Joséphine
(2021 – 2022)
Cette série est un hommage à Joséphine Baker, entamée juste avant son intronisation au Panthéon fin novembre 2021. Elle s’inscrit dans la continuité de mes portraits décontextualisés réalisés avec une projection murale en surimpression. Je joue avec les images en créant des interférences spatio-temporelles en lien avec l’histoire du sujet. Tour à tour, star de music-hall, espionne lors de la seconde guerre mondiale, militante des droits civiques puis mère adoptive d’une tribu arc en ciel composée de 12 enfants aux origines cosmopolites, Joséphine Baker est une femme de courage et de convictions. Elle fût aussi à ses débuts, à l’image de la France de cette époque, une personnalité complexe, parfois ambiguë face à l’esprit colonial du Paris des années folles où ses danses endiablées à la célèbre ceinture de bananes et au son des tam-tam répondaient à une attente du genre : une vision stéréotypée et raciste du corps noir. Ce prisme exotique prévaudra aussi au cours de l’Exposition coloniale de 1931 et de ses insoutenables exhibitions de villages indigènes, pour laquelle elle accepta d’être l’égérie avant que sa candidature ne soit finalement rejetée par les autorités. A la fois, antisémite, nationaliste, colonial ou tolérant et ouvert aux artistes du monde entier, le Paris de cette époque fût rempli de contradictions et de paradoxes.

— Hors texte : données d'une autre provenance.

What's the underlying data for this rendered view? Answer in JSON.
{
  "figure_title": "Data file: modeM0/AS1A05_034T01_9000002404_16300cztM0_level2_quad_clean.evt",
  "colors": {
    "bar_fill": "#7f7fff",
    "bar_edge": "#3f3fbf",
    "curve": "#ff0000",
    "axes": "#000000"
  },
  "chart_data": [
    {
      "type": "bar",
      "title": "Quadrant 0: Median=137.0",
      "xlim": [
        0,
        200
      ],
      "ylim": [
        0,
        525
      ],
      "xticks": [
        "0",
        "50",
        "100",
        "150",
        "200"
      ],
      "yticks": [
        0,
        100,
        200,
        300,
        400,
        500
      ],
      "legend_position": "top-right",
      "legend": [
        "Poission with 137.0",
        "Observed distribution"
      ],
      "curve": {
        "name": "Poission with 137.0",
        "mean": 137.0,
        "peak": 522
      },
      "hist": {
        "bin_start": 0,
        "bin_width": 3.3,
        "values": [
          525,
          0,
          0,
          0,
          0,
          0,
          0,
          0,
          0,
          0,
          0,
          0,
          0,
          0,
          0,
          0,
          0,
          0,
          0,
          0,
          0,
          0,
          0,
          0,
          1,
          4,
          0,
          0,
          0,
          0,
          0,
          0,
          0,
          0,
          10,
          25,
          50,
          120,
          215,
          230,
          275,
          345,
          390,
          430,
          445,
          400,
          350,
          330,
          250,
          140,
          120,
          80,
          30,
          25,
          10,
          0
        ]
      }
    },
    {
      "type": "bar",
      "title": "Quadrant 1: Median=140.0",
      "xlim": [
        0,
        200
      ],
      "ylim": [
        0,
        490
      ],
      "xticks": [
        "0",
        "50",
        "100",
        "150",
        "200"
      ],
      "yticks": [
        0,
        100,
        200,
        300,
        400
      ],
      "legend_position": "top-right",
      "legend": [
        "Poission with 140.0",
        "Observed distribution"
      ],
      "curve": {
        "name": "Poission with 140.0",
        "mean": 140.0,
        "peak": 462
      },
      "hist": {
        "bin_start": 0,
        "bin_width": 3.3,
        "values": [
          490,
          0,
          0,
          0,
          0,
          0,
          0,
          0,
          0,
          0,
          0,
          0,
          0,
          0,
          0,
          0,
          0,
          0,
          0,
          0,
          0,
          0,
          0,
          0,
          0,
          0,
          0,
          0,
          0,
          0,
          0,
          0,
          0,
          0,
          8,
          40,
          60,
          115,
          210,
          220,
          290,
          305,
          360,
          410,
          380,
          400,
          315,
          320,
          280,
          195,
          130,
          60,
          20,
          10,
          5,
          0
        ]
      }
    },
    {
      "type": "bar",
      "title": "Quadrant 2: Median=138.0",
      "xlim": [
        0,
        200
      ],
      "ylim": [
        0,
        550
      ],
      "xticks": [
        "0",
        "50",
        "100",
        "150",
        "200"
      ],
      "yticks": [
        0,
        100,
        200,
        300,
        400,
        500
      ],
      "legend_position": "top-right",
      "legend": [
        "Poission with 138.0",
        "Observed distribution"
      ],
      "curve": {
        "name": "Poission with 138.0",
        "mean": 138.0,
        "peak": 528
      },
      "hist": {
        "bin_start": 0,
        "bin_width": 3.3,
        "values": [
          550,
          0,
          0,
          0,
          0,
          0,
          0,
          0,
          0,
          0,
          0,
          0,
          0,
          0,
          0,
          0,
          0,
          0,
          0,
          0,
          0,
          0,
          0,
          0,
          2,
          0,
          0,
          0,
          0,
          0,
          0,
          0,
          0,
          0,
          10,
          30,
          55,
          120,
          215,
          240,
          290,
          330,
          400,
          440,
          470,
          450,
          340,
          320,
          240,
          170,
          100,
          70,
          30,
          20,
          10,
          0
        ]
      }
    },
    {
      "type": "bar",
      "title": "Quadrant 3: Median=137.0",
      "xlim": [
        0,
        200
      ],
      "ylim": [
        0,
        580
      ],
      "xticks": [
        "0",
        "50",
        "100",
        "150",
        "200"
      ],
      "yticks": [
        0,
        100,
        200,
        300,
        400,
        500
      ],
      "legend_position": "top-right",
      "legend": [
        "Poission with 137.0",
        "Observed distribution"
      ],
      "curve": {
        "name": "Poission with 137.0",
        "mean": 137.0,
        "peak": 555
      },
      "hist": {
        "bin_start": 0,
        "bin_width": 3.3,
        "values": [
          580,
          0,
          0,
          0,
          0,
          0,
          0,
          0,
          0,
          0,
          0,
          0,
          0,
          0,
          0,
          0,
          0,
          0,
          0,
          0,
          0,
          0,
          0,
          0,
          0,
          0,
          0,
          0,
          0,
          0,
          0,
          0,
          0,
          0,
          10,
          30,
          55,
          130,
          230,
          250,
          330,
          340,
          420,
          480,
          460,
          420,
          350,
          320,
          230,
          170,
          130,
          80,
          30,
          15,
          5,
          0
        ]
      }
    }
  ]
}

Symbole assumé d’un exotisme érotisé très en vogue à cette période, Joséphine Baker, loin d’en être dupe, a su s’accommoder de ce rôle de “sauvage” subversive et lascive avec une incroyable force de caractère. Femme ambitieuse qui a connu la grande précarité et la ségrégation raciale la plus abjecte lors de son enfance américaine, elle a toujours gardé une foi inébranlable en l’humanité et n’a cessé de combattre, durant toute sa vie, toutes les formes de racisme. Elle ne s’est jamais posée en victime et fût d’une très grande modernité dans les différentes actions qu’elle a menées. Le parcours de Joséphine Baker témoigne de la complexité du regard porté par notre République sur les femmes noires et, au delà de l’aspect sexualisé, sur les corps noirs en général. A travers ces clichés, c’est bien notre regard que nous devons examiner de façon critique, ce dernier fût déterminé pendant des décennies par l’idéologie coloniale et il en demeure aujourd’hui encore quelques symptômes.